Sharp volatility in Chinese financial markets has helped push the Chinese Yuan to fresh five-year lows, and official reactions have made it clear that China’s central bank is prepared to allow further USD/CNY appreciation. The Offshore Chinese Yuan (CNH) has likewise followed the reference rate sharply lower, but it is important to know that the spread between the offshore and onshore has suddenly surged to its largest on record. Why does this matter?

The CNY is officially the currency which is managed by the People’s Bank of China, while the CNH is the currency allowed to trade offshore (see more here). Hence traders who wish to gain exposure to the Chinese Yuan will do so through the CNH.

The CNH has historically traded within a very narrow range against the benchmark CNY as traders anticipate the People’s Bank of China will keep volatility low in the benchmark domestic currency. Yet a recent surge in the USD/CNH warns that many fear the Chinese central bank may look to force further depreciation in the CNY. And indeed, this is one of the clear signs which warn of the potential for volatility ahead.

Spread between USD/CNY and USD/CNH Grows Near Record as Traders Fear Volatility

Strong Trend Favors USD/CNH Gains, but Watch this Key Risk

Data source: Bloomberg

The People’s Bank of China has responded to such pressures by saying it maintains the ability to keep the CNY stable, and it has likewise made it clear that the Yuan could in fact appreciate at any moment. Chinese officials are clearly under pressure domestically and internationally.

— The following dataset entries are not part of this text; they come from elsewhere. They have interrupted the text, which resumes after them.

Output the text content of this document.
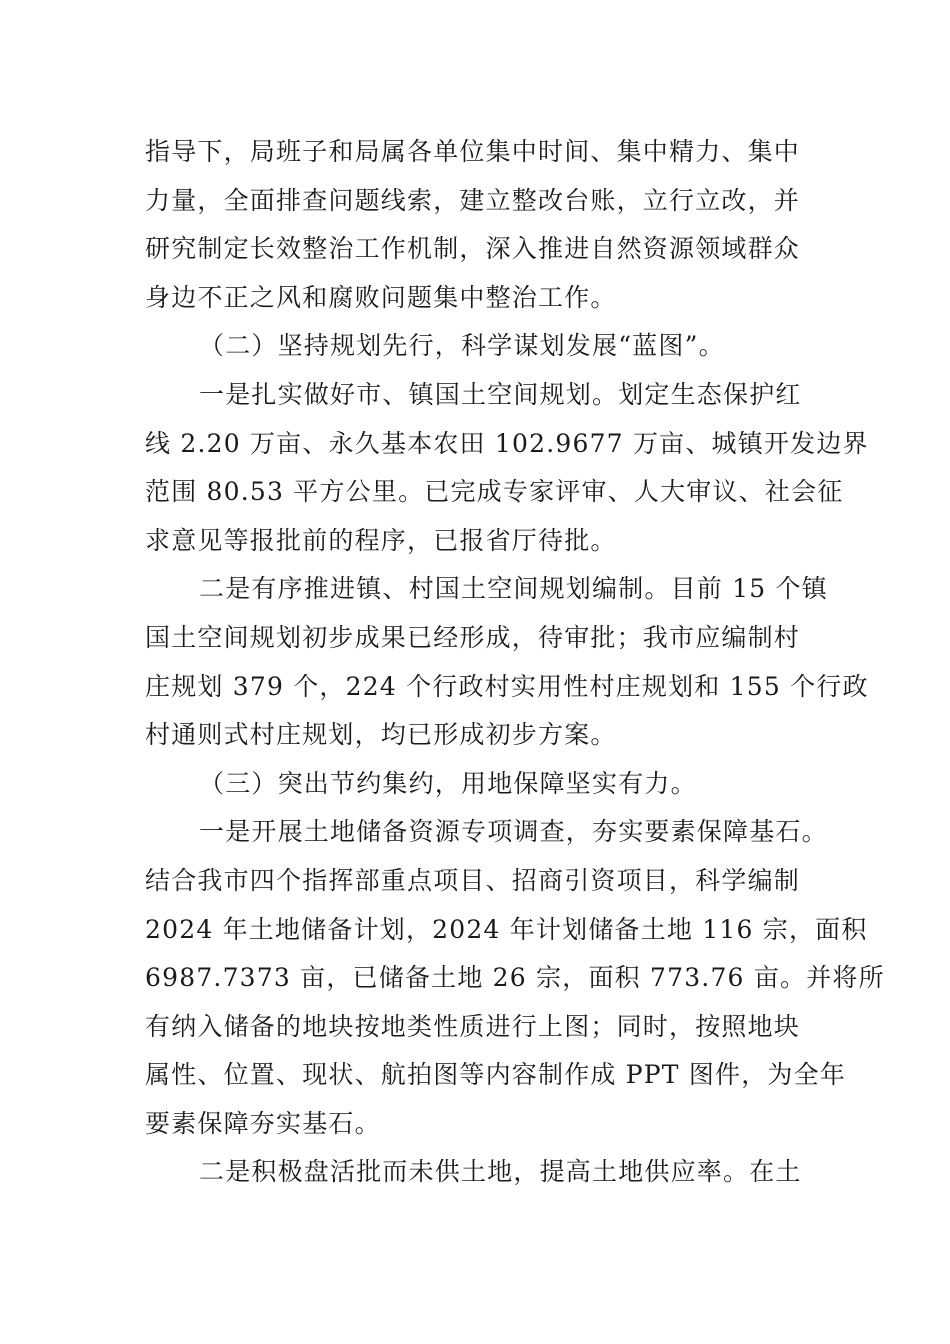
指导下，局班子和局属各单位集中时间、集中精力、集中
力量，全面排查问题线索，建立整改台账，立行立改，并
研究制定长效整治工作机制，深入推进自然资源领域群众
身边不正之风和腐败问题集中整治工作。
（二）坚持规划先行，科学谋划发展“蓝图”。
一是扎实做好市、镇国土空间规划。划定生态保护红
线 2.20 万亩、永久基本农田 102.9677 万亩、城镇开发边界
范围 80.53 平方公里。已完成专家评审、人大审议、社会征
求意见等报批前的程序，已报省厅待批。
二是有序推进镇、村国土空间规划编制。目前 15 个镇
国土空间规划初步成果已经形成，待审批；我市应编制村
庄规划 379 个，224 个行政村实用性村庄规划和 155 个行政
村通则式村庄规划，均已形成初步方案。
（三）突出节约集约，用地保障坚实有力。
一是开展土地储备资源专项调查，夯实要素保障基石。
结合我市四个指挥部重点项目、招商引资项目，科学编制
2024 年土地储备计划，2024 年计划储备土地 116 宗，面积
6987.7373 亩，已储备土地 26 宗，面积 773.76 亩。并将所
有纳入储备的地块按地类性质进行上图；同时，按照地块
属性、位置、现状、航拍图等内容制作成 PPT 图件，为全年
要素保障夯实基石。
二是积极盘活批而未供土地，提高土地供应率。在土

And herein lies the difficulty: The USD/CNH remains in a clear uptrend, but we cannot rule out a sharp countertrend move if and when the PBOC decides it must reaffirm its commitment to exchange rate flexibility.

Such uncertainty can be seen both in the spread between the USD/CNH and USD/CNY (chart above) as well as a sharp jump in volatility prices for the CNH.

Traders are Pricing High Volatility for the CNH through Coming Week

Strong Trend Favors USD/CNH Gains, but Watch this Key Risk

Data source: Bloomberg. Chart: R

Traders should proceed with caution in the USD/CNH until we see a marked contraction in volatility prices as well as the spread between the CNY and CNH. The current market trend favors further USD/CNH gains, but elevated political risk means that there is likewise potential for big short-term declines.